Everybody knows there's no such thing as a free brunch. Well, almost everybody knows. Some 101 glaring exceptions showed up at the Washington Convention Center Sunday morning to do what Washingtonians do best: hail the Redskins and mingle with other canape-and- freebie snatchers. From the looks of the invitation, it's a wonder that another 100 finagling members of Congress, lobbyists, publicists and media groupies didn't turn up as well -- guests of Operation Flagship, the elaborate sting pulled off by U.S marshals and the police.

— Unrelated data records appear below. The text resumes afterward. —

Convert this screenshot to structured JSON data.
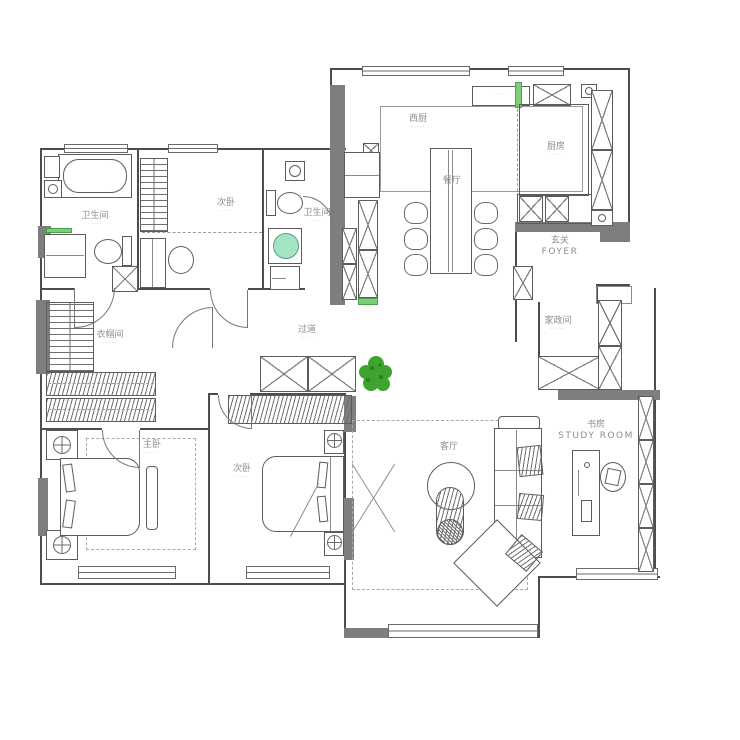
{
  "colors": {
    "wall_gray": "#7e7e7e",
    "line_dark": "#4d4d4d",
    "accent_green": "#7ccf7a",
    "appliance_green": "#a5e3c5",
    "plant_green": "#3fa32f",
    "label_gray": "#8d8d8d"
  },
  "rooms": {
    "bath1": {
      "label": "卫生间"
    },
    "bed2": {
      "label": "次卧"
    },
    "bath2": {
      "label": "卫生间"
    },
    "west_kitchen": {
      "label": "西厨"
    },
    "dining": {
      "label": "餐厅"
    },
    "kitchen": {
      "label": "厨房"
    },
    "foyer": {
      "label": "玄关",
      "sublabel": "FOYER"
    },
    "cloakroom": {
      "label": "衣帽间"
    },
    "hallway": {
      "label": "过道"
    },
    "utility": {
      "label": "家政间"
    },
    "master_bedroom": {
      "label": "主卧"
    },
    "bed3": {
      "label": "次卧"
    },
    "living": {
      "label": "客厅"
    },
    "study": {
      "label": "书房",
      "sublabel": "STUDY ROOM"
    }
  },
  "area_placeholder": "·····"
}
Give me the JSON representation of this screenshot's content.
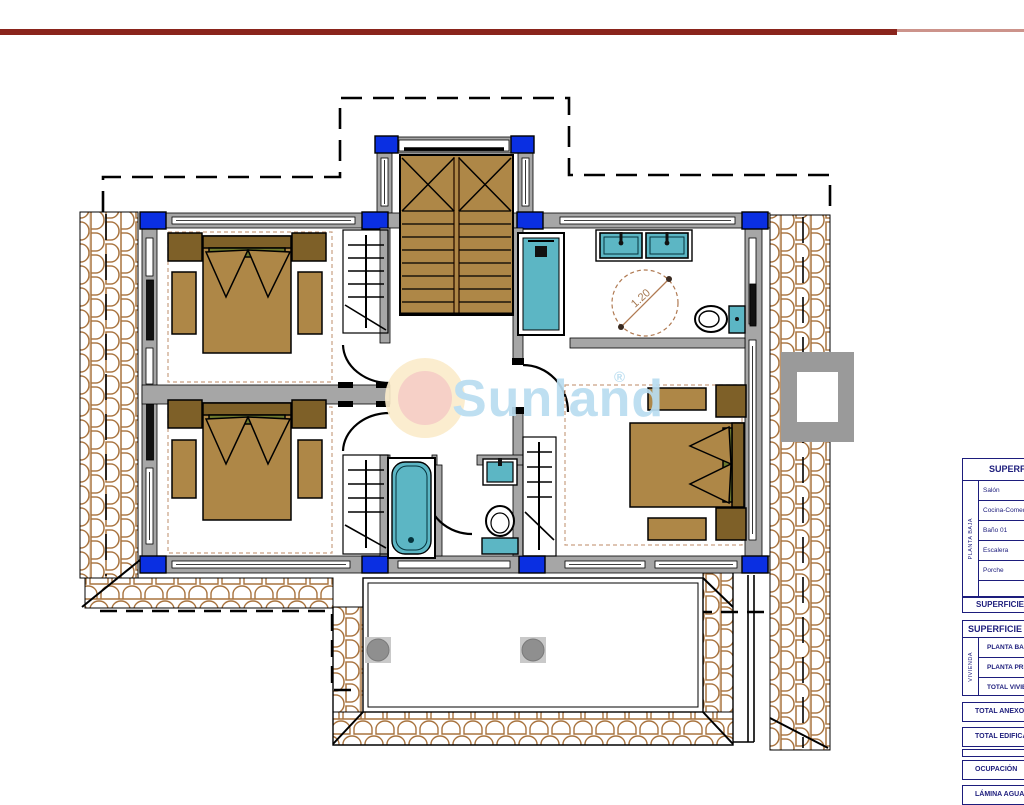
{
  "header": {
    "rule_dark": "#8a241c",
    "rule_light": "#cc938b"
  },
  "watermark": {
    "name": "Sunland",
    "registered": "®",
    "color": "#b9ddf0"
  },
  "plan": {
    "turning_circle_label": "1.20",
    "colors": {
      "wall": "#a6a6a6",
      "pillar": "#0a2fe2",
      "wood": "#ae8747",
      "wood_dark": "#7e6028",
      "fixture": "#5cb6c4",
      "tile": "#a8733e",
      "annotation": "#a4764e"
    }
  },
  "panel": {
    "text_color": "#1d1d7c",
    "table_upper": {
      "title": "SUPERFICIES",
      "group_label": "PLANTA BAJA",
      "rows": [
        "Salón",
        "Cocina-Comedor",
        "Baño 01",
        "Escalera",
        "Porche",
        ""
      ],
      "footer": "SUPERFICIE"
    },
    "table_lower": {
      "title": "SUPERFICIE",
      "group_label": "VIVIENDA",
      "rows": [
        "PLANTA BAJA",
        "PLANTA PRIMERA",
        "TOTAL VIVIENDA"
      ],
      "bands": [
        "TOTAL ANEXOS",
        "TOTAL EDIFICACIÓN",
        "",
        "OCUPACIÓN",
        "LÁMINA AGUA"
      ]
    }
  }
}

The guests who did come, as we all know now, arrived in full home-game regalia for what they thought would be a gala party, two tickets to the Redskins game and a drawing for 1986 season tickets and a one-week, all-expenses-pad trip to Super Bowl XX in New Orleans. But the big surprise was that 28 marshals and police officers arrested them. The arrested included 101 fugitives wanted in connection with more than 170 outstanding criminal arrest warrants in this area. These persons were responsible, as Police Chief Maurice T. Turner Jr. noted, "for a large percentage of the criminal offenses in our communities." Their arrest, he said, "will no doubt have an impact on our daily crime rate."

That remains to be seen, but let us hope so. It is important to note here that these party guests were not entrapped into committing any crime. They were merely inveigled into making themselves available to law officers looking for them on the basis of the following: 15 warrants for assault, five for robbery, six for burglary, four for escape, 19 for bond default or bail violation, 18 for narcotics violations, 59 for probation or parole violation and 41 for a variety of charges from rape to arson to forgery. Some party.

It was reportedly the brainchild of Toby Roche, chief deputy U.S. marshal at the U.S. District Court in Washington. Also credited for directing the bash is Robert Leschorn, senior inspector of the Marshal Services Enforcement Operations Division. Maybe the guests didn't have a good time -- but more than a few can count on doing some.